I started by saying how uneventful the week had been. But on Sunday at about 10am groups of motorcycles started to pass the house on their way down from Bajardo. Singly and in twos, threes, fours or more and at least half of them with pillion passengers, they continued to pass for the next three hours. At a rough estimate there must have been getting on for a thousand of them, making a couple of thousand people in all. The models were mostly either regular bikes, big scooters like mine or the occasional Vespa, and at one point a quad bike was among them.

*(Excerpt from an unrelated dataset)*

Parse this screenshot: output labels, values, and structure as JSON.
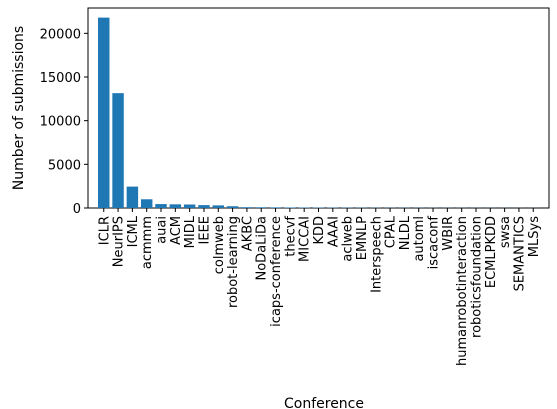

We took Trixi for a walk for an hour or so and from a vantage point high above Apricale we could see them threading round the village. There was no sign of them in the distance on the road from Isolabona to the sea, so we guessed they were taking a route that leads the other way, through Pigna and over the pass at Monte Ceppo, and that their start and finish point was probably Sanremo. I’ll have to find out what the event was; presumably a large club. Perhaps we can expect them every year, maybe even more than once through the winter months. Maybe I’ll even be able to join them one day; there were more than a few grizzled faces behind some of the helmets. This being Italy there’ll have been food provided somewhere, a considerable logistical exercise to feed that many bikers and provide space for their machines.
And this morning we found a boarding kennels just outside Dolceacqua – about six miles from here – that takes cats too. So that’s one less worry for when we want to come back to England. Things are definitely looking up.